This workshop focuses on adaptive enrichment designs, that is, designs with preplanned rules for modifying enrollment criteria based on data accrued in an ongoing trial. For example, enrollment of a subpopulation where there is sufficient evidence of treatment efficacy, futility, or harm could be stopped, while enrollment for the complementary subpopulation is continued. Such designs may be useful when it’s suspected that a subpopulation may benefit more than the overall population. The subpopulation could be defined by a risk score or biomarker measured at baseline. Adaptive enrichment designs have potential to provide stronger evidence than standard designs about treatment benefits for the subpopulation, its complement, and the combined population. However, there are tradeoffs in using such designs, which typically require greater sample size than designs that focus only on the combined population.

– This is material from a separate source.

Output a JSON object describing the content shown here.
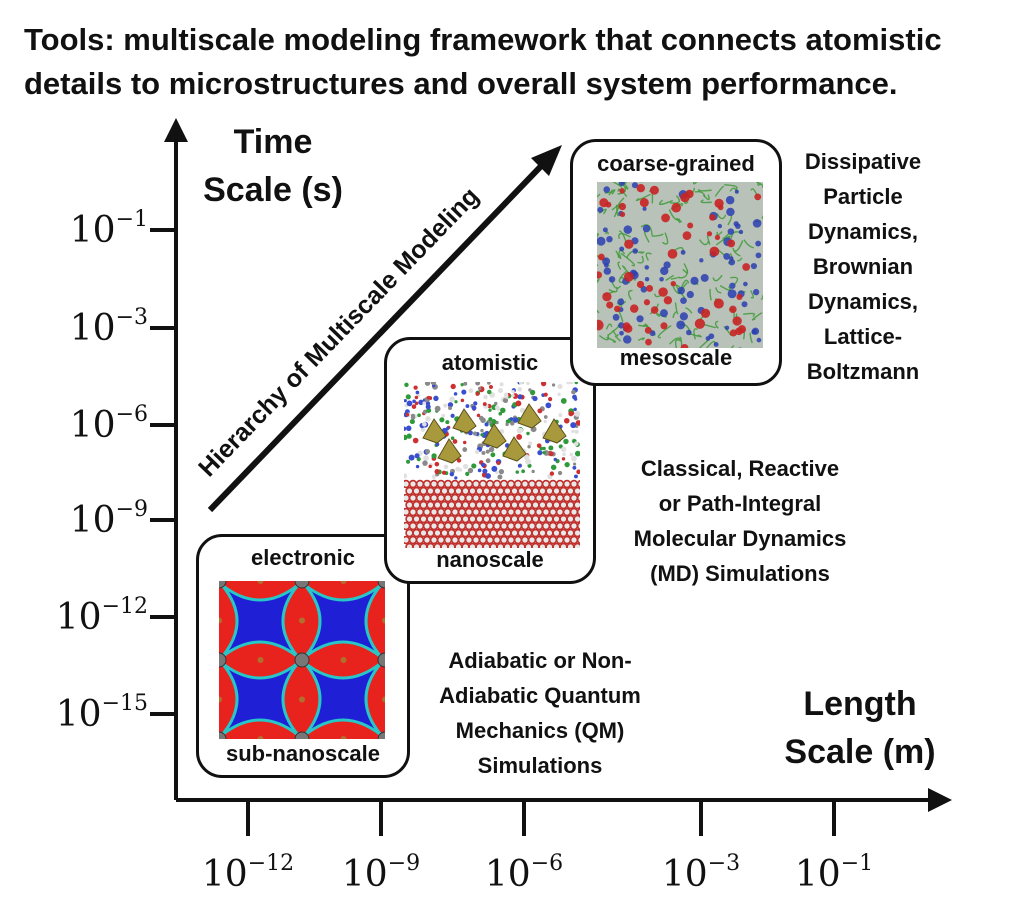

We present new statistical methods for adaptive enrichment designs (part 1 of the course), simulation-based case studies in Stroke, Cardiac Resynchronization Therapy, Alzheimer’s Disease, and HIV (part 2 of the course), and trial optimization software (part 3 of the course). The tradeoffs involved in using adaptive enrichment designs, compared to standard designs, will be presented. Our software searches over hundreds of candidate adaptive designs with the aim of finding one that satisfies the user’s requirements for power and Type I error at the minimum sample size, which is then compared to simpler designs in terms of sample size, duration, power, type I error, and bias in an automatically generated report.
Participants should be familiar with the following concepts: type I error, power, bias, variance, and confidence intervals.